In a bolt of lightening, Kikyo was sent to the Point of No Return (from The Phantom of the Opera...not owned by Kato Shingetsu).

" Please continue" Kato said to Kenshin.

" Ok..." Kenshin said, " This one now pronounces you Hanyou and wife..that he does!"

" YAY!"

So there was everyone at the giant reception for all nine weddings. Hey it was a lot cheaper then having nine separate receptions. Kato was busy getting a drink from the open bar.

" Damn it this drink's not cold" Kato whined.

Someone from Kato's side poked the drink and made it cold.

" Thanks" Kato said and looked over to see a girl who looked like Kikyo.

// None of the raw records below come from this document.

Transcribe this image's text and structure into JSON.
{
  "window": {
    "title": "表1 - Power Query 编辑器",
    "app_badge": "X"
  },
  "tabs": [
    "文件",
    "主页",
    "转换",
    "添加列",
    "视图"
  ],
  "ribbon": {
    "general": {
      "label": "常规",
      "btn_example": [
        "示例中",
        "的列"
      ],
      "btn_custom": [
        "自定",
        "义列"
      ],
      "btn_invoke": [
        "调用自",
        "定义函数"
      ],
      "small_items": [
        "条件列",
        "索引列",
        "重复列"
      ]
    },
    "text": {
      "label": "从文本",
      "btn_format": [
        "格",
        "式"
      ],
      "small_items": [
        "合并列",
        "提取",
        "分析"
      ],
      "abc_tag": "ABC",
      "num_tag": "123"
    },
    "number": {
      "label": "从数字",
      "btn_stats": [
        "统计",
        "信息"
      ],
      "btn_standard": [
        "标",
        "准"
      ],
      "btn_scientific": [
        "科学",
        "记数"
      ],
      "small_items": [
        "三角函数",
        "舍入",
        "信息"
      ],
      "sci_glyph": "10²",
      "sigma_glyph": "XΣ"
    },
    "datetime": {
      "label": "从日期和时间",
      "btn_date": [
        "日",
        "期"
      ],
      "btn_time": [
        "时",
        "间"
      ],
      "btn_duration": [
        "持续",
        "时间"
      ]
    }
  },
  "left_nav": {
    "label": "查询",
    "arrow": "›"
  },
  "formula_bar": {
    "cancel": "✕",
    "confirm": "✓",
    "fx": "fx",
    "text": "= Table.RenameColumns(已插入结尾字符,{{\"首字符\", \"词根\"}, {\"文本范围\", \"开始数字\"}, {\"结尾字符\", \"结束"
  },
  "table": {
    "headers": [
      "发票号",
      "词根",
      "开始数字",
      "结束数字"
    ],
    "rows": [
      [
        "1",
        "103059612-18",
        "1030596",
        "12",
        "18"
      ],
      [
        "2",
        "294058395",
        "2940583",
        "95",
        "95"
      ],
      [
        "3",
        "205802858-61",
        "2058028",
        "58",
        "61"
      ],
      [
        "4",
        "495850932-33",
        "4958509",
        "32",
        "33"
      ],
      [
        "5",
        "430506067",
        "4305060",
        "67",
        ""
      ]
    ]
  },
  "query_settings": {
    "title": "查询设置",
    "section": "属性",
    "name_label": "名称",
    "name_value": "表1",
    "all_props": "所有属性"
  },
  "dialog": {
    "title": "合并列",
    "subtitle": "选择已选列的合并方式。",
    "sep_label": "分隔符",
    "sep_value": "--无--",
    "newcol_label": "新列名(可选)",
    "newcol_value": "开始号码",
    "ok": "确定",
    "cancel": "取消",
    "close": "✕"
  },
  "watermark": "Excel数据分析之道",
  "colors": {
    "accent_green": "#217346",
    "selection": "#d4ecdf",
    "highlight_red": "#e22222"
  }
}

Except she had a blue tint to her clothing, hair and eyes.

" Y-y-your...ColdKikyo-san?" Kato said to the dedicated reviewer.

" Yo..." ColdKikyo said while taking a sip of her sake, " Cheers"

Kato glomped Cold Kikyo, " HIIIIIIIIIIIIIII!" she said with a wide smile.

But Kagome and Inuyasha were no where to be found during the reception...they were-

...elsewhere...

" Let's you mind go wild!" Ben said with a maniacal laughter.

Fine to solve the mystery, Kagome and Inuyasha went out for pizza.